Was können wir dann erwarten?
Deutschlands Minister Wolfgang Schäuble hat sehr pointiert formuliert, dass sich Europa keiner Illusion hingeben sollte: Es seien keine hohen Wachstumsraten in Sicht, sondern wir sollten einen ausreichenden Grad nachhaltigen Wachstums anstreben. Das ist ein hochinteressanter und sehr deutscher Gedanke: Die Deutschen denken immer auf lange Sicht voraus, wodurch die Gegenwart zur Episode wird. Man könnte dagegenhalten, wenn man mitten in einem Sturm ist, zählt vor allem die kurzfristige Perspektive. Aber man sollte es ernst nehmen, weil dieser Zugang den Deutschen gute Dienste geleistet hat.

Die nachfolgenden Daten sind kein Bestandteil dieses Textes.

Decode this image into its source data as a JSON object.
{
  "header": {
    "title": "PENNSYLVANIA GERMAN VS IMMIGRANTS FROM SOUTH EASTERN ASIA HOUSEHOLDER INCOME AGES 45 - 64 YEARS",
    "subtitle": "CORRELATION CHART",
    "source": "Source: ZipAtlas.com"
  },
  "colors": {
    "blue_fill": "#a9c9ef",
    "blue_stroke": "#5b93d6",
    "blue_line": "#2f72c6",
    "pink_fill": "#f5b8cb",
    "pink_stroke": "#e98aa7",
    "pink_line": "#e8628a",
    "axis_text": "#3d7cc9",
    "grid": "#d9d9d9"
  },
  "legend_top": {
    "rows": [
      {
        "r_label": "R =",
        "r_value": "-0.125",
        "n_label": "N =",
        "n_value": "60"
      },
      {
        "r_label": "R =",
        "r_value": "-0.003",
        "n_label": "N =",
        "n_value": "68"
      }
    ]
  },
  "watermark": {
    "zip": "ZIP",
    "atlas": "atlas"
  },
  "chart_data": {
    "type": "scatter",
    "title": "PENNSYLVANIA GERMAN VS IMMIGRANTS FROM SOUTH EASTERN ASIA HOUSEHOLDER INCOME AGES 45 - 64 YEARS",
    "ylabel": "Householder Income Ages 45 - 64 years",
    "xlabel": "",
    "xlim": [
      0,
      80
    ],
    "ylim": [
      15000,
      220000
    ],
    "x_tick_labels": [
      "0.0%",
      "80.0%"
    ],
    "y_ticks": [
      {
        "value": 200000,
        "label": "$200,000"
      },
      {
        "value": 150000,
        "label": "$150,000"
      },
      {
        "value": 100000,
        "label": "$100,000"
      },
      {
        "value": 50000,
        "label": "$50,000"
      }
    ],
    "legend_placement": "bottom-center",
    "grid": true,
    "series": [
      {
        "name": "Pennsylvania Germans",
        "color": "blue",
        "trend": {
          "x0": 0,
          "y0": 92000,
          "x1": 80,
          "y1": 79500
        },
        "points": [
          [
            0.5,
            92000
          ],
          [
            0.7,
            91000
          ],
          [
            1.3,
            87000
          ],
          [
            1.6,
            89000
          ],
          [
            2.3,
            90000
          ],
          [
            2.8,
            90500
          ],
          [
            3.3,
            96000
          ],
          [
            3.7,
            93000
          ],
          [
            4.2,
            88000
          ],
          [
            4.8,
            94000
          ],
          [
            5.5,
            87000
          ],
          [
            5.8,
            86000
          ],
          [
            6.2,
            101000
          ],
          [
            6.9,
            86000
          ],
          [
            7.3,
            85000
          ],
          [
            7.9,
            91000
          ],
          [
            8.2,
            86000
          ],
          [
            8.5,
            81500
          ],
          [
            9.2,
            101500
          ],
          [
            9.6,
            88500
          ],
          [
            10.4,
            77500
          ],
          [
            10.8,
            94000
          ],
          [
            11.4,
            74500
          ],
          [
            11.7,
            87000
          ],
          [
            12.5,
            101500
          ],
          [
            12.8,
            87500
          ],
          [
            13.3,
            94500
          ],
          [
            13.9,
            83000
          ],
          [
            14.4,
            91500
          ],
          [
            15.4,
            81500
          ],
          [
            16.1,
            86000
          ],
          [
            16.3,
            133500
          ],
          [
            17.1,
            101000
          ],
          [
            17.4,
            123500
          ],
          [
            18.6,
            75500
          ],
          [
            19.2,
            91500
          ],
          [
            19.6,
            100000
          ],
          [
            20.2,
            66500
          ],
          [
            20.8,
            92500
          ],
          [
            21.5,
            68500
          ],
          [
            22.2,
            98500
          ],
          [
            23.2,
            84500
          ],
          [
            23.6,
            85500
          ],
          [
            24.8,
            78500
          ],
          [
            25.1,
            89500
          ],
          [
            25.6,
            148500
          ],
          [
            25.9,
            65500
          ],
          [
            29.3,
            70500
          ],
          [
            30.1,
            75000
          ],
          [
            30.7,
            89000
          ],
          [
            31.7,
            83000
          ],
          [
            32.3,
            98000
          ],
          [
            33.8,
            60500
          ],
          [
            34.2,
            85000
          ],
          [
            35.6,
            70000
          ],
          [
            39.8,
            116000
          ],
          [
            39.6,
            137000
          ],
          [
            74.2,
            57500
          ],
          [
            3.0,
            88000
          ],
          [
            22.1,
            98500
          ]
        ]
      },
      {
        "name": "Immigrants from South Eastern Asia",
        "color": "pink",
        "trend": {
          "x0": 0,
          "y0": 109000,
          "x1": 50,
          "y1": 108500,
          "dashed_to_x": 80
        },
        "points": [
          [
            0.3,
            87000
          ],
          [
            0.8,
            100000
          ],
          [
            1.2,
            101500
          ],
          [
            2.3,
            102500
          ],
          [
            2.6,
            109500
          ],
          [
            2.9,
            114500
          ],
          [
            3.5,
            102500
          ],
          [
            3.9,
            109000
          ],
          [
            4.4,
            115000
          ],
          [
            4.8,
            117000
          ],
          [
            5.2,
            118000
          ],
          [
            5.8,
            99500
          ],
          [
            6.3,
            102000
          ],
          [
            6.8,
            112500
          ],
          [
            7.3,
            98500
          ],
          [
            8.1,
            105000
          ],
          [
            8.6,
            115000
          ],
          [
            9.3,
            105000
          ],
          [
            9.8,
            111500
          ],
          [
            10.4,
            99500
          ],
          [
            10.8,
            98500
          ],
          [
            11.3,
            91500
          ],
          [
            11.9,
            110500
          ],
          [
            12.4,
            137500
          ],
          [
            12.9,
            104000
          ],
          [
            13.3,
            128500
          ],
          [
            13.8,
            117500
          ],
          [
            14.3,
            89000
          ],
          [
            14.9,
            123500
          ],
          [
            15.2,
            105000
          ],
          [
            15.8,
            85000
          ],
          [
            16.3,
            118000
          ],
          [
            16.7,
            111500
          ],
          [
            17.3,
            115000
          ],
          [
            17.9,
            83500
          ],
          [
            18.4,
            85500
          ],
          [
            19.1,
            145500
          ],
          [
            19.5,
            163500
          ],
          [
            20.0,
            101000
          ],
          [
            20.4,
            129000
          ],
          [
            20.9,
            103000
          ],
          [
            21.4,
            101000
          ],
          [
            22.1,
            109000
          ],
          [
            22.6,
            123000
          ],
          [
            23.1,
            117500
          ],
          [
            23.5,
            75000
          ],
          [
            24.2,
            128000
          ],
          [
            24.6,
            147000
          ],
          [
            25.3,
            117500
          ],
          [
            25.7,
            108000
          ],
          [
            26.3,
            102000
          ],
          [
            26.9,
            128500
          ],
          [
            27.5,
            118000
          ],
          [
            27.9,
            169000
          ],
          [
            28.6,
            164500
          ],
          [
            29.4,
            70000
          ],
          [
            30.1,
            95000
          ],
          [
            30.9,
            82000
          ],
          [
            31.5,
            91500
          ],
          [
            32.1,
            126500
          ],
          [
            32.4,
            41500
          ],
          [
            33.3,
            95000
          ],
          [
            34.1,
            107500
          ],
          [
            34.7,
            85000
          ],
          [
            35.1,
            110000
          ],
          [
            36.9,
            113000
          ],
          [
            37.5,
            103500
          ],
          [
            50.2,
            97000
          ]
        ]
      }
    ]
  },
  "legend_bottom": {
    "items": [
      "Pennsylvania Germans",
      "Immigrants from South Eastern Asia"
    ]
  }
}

Was kann Europa für mehr Wachstum unternehmen?
Wir müssen unser geringes Wachstumspotenzial steigern. Selbst wenn man dem Rat von Paul Krugman (US-Nobelpreisträger, Anm.) folgt und massiv Geld in die Wirtschaft pumpt, würde das rasch an der Wand des geringen Potenzialwachstums abprallen. Steigern können wir dieses nur mit Strukturreformen.
Will man das nicht auf sozial und politisch inakzeptable Art tun, braucht es Zeit. Und es ist anfangs schmerzhaft und teuer. Ein gutes Beispiel ist Deutschland, das massive Reformen im Übergang von Kanzler Schröder auf Merkel durchgesetzt hat. Das hat lange gedauert, aber sich mit Wachstum und Arbeitsplätzen bezahlt gemacht. Auf mittlere Sicht müssen wir uns mit wenig Wachstum abfinden - etwas anderes ist die Rezession, aus der wir rasch rauskommen müssen.
Die Arbeitslosigkeit erreicht in Europa unterdessen Rekordwerte . . .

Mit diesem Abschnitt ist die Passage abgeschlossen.